While waiting for the Board, I was
sent to the German Prison Camp at Winnal Downs as
corporal of the permanent guard. I began to fear
that at last they had found something that I could
do without damaging anything, and my visions of the
U.S.A. went a-glimmering. I was with the Fritzies
for over a week, and they certainly have it soft and
cushy.
They have as good food as the Tommies.
They are paid ninepence a day, and the work they do
is a joke. They are well housed and kept clean
and have their own canteens, where they can buy almost
anything in the way of delicacies. They are decently
treated by the English soldiers, who even buy them
fags out of their own money. The nearest thing
I ever saw to humiliation of a German was a few good-natured
jokes at their expense by some of the wits in the
guard. The English know how to play fair with
an enemy when they have him down.
I had about given up hope of ever
getting out of the army when I was summoned to appear
before the Travelling Medical Board. You can
wager I lost no time in appearing.
The board looked me over with a discouraging
and cynical suspicion. I certainly did look as
rugged as a navvy. When they gave me a going
over, they found that my heart was out of place and
that my left hand might never limber up again.
They voted for a discharge in jig time. I had
all I could do to keep from howling with joy.
It was some weeks before the final
formalities were closed up. The pension board
passed on my case, and I was given the magnificent
sum of sixteen shillings and sixpence a week, or $3.75.
I spent the next few weeks in visiting my friends
and, eventually, at the 22nd Headquarters at Bermondsey,
London, S.C., received the papers that once more made
me a free man.
The papers read in part, “He
is discharged in consequence of paragraph 392, King’s
Rules and Regulations. No longer fit for service.”
In another part of the book you will find a reproduction
of the character discharge also given. The discharged
man also receives a little silver badge bearing the
inscription, “For King and Empire, Services
Rendered.” I think that I value this badge
more than any other possession.
Once free, I lost no time in getting
my passport into shape and engaged a passage on the
St. Paul, to sail on the second of June.
Since my discharge is dated the twenty-eighth of May,
you can see that I didn’t waste any time.

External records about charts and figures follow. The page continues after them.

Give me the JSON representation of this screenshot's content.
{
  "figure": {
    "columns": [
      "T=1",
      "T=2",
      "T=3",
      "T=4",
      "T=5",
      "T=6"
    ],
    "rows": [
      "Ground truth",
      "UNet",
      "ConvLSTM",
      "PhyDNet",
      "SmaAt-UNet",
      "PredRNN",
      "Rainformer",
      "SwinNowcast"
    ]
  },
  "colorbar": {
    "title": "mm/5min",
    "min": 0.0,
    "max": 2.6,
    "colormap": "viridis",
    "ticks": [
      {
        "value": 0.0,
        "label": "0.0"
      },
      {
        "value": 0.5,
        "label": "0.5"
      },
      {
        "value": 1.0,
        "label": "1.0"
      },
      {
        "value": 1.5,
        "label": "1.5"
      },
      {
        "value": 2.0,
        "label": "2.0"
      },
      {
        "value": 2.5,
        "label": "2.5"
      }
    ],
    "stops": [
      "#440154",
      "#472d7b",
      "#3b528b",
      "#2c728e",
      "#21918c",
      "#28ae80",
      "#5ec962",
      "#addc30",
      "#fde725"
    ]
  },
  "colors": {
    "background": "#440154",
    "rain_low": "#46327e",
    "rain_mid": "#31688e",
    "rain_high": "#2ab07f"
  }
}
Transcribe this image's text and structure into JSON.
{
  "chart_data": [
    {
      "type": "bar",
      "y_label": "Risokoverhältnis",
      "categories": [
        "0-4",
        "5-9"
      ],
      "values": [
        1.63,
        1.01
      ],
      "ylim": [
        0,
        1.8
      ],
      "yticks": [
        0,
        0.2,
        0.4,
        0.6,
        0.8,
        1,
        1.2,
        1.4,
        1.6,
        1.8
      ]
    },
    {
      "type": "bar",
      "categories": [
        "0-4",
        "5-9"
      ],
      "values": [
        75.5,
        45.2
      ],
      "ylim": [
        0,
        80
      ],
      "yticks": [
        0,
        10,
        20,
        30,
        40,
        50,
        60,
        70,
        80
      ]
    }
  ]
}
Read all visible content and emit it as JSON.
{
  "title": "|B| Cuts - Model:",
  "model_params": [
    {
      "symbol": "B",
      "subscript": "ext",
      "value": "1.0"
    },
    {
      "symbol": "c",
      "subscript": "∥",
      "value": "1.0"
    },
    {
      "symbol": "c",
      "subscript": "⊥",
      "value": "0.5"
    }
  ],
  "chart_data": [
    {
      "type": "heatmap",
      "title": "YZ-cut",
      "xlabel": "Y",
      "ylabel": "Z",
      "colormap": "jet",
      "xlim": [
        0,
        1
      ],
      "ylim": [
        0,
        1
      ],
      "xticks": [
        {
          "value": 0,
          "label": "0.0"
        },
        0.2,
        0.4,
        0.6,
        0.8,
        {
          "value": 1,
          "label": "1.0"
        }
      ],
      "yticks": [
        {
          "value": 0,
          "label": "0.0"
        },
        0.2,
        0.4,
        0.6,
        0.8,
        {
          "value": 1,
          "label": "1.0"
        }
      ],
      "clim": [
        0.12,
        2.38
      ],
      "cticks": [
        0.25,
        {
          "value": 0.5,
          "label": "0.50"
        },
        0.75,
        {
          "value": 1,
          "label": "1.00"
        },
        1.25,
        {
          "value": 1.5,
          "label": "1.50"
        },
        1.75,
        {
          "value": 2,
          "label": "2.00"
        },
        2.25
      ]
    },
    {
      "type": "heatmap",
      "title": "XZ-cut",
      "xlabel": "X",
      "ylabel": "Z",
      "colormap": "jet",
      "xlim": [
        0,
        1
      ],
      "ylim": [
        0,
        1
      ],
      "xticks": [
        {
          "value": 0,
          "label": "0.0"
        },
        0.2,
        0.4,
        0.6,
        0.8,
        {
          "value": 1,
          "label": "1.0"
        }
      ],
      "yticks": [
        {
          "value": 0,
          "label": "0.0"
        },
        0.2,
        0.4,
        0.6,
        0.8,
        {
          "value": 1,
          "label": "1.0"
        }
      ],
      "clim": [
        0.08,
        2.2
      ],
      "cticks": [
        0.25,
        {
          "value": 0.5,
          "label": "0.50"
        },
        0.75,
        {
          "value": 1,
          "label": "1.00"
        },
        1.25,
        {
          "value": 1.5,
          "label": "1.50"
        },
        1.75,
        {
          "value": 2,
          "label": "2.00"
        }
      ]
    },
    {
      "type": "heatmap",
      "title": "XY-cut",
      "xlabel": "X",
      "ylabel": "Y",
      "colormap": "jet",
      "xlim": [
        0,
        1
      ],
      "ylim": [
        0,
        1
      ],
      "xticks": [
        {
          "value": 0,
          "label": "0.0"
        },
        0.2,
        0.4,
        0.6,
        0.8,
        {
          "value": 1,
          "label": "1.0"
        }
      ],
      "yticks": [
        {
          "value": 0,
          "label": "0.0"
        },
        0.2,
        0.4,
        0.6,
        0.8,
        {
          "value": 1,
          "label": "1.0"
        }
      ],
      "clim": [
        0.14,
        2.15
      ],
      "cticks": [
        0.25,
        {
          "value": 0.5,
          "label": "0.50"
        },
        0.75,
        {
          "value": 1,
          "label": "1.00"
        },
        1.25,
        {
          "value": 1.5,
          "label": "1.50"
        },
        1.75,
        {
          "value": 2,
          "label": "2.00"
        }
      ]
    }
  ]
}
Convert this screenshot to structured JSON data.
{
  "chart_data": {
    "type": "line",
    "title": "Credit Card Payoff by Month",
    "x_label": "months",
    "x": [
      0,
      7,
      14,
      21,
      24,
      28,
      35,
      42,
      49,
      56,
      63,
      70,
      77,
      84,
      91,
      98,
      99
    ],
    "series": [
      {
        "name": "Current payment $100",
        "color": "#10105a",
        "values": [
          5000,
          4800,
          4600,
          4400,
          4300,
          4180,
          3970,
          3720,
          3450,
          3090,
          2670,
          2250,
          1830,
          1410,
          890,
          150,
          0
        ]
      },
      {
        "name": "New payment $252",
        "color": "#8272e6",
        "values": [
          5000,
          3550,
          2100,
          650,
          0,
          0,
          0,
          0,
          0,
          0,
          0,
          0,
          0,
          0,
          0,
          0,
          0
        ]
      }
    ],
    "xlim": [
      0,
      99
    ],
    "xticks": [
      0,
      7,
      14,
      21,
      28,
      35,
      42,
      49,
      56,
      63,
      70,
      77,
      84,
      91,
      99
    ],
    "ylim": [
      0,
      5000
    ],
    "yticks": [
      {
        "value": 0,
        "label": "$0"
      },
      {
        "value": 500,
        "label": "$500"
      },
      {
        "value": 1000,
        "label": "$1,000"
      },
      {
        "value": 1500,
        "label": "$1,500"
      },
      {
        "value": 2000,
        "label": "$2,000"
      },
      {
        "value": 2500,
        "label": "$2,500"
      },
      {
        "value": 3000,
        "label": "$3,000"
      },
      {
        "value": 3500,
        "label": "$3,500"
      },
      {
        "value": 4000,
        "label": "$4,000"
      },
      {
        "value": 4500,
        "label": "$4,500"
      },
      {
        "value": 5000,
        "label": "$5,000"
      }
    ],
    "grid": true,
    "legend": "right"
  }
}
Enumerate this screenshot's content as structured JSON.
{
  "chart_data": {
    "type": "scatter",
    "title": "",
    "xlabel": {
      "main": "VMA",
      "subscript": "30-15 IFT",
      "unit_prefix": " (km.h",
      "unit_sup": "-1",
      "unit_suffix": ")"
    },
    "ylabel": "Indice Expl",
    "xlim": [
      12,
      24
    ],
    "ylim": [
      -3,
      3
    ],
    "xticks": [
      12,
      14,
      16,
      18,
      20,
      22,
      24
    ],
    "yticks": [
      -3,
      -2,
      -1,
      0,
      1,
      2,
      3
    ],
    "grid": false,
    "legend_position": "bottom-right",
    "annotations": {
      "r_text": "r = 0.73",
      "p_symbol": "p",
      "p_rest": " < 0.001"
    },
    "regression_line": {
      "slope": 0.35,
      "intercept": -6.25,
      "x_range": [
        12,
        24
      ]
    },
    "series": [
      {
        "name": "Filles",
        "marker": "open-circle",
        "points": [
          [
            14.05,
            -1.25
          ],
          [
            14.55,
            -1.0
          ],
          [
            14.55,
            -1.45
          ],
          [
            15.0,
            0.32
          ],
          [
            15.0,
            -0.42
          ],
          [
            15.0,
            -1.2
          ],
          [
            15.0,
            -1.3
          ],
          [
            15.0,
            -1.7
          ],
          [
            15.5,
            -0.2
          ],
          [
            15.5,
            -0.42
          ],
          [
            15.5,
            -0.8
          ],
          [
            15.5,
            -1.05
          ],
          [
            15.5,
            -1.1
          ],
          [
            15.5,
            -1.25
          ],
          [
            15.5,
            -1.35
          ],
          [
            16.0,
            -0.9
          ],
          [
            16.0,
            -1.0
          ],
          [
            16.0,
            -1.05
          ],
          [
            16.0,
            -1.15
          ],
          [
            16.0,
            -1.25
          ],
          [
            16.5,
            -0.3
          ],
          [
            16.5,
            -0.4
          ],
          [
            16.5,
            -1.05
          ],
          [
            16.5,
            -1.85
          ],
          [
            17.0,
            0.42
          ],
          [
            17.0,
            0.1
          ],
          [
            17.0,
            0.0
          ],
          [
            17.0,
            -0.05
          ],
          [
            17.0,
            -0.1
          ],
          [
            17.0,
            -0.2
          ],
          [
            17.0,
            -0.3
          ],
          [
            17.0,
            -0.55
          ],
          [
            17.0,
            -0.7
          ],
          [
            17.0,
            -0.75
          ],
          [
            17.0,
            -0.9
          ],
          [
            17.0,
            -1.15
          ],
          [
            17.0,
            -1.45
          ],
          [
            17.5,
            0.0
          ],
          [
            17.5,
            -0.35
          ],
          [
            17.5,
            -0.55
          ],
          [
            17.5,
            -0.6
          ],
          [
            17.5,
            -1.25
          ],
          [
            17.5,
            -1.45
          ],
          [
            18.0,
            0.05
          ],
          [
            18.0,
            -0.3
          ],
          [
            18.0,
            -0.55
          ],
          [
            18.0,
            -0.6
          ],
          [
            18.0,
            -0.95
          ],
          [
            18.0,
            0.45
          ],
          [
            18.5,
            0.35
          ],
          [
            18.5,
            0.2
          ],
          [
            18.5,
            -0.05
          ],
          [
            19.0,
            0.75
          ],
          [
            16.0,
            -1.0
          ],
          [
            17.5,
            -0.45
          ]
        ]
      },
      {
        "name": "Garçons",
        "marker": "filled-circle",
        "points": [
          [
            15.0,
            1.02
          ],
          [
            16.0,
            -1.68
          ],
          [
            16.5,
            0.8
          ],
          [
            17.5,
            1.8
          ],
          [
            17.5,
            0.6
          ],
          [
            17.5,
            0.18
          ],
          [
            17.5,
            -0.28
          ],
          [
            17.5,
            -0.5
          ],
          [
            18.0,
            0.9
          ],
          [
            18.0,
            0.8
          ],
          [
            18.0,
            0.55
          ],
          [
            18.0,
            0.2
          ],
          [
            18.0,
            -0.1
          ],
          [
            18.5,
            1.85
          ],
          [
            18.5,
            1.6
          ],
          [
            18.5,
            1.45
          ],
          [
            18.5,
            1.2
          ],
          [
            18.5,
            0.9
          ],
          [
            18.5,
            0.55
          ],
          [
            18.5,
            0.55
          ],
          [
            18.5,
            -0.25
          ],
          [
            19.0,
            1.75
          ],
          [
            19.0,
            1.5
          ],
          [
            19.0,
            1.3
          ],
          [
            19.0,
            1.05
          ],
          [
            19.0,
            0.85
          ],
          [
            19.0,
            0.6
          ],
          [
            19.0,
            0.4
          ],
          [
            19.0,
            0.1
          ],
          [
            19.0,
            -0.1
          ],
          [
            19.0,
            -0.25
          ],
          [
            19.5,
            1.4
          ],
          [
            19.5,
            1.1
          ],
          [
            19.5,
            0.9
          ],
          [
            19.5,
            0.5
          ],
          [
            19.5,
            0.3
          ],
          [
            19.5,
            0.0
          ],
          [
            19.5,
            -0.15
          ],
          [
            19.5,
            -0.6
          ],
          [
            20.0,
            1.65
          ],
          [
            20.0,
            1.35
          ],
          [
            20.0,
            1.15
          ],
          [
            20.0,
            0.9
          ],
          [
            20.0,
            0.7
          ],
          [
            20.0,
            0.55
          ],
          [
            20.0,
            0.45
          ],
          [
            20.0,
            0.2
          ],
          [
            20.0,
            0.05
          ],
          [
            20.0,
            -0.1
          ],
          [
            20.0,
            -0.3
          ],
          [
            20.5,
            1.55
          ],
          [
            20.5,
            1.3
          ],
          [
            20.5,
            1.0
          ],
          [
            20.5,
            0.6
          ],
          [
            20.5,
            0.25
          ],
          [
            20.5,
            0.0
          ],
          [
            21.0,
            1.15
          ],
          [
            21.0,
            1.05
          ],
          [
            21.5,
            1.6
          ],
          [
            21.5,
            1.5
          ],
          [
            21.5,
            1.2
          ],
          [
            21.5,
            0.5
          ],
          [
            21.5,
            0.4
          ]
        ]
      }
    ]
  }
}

My friends at Southall thought I was doing things
in a good deal of a hurry. The fact is, I was
fed up on war. I had had a plenty. And I
was going to make my get-away before the British War
Office changed its mind and got me back in uniform.
Mrs. Puttee and her eldest son saw me off at Euston
Station. Leaving them was the one wrench, as they
had become very dear to me. But I had to go.
If Blighty had looked good, the thought of the U.S.A.
was better.
My passage was uneventful. No
submarines, no bad weather, nothing disagreeable.
On the eighth day I looked out through a welter of
fog and rain to the place where the Statue of Liberty
should have been waving a greeting across New York
harbor. The lady wasn’t visible, but I
knew she was there. And even in a downpour equal
to anything furnished by the choicest of Flanders
rainstorms, little old New York looked better than
anything I could imagine, except sober and staid old
Boston.
That I am at home, safe and free of
the horrors of war, is to me a strange thing.
I think it comes into the experience of most of the
men who have been over there and who have been invalided
out of the service. Looking back on the awfulness
of the trenches and the agonies of mind and body,
the sacrifice seems to fade into insignificance beside
the satisfaction of having done a bit in the great
and just cause.
Now that our own men are going over,
I find myself with a very deep regret that I cannot
go too. I can only wish them the best of luck
and rest in confidence that every man will do his uttermost.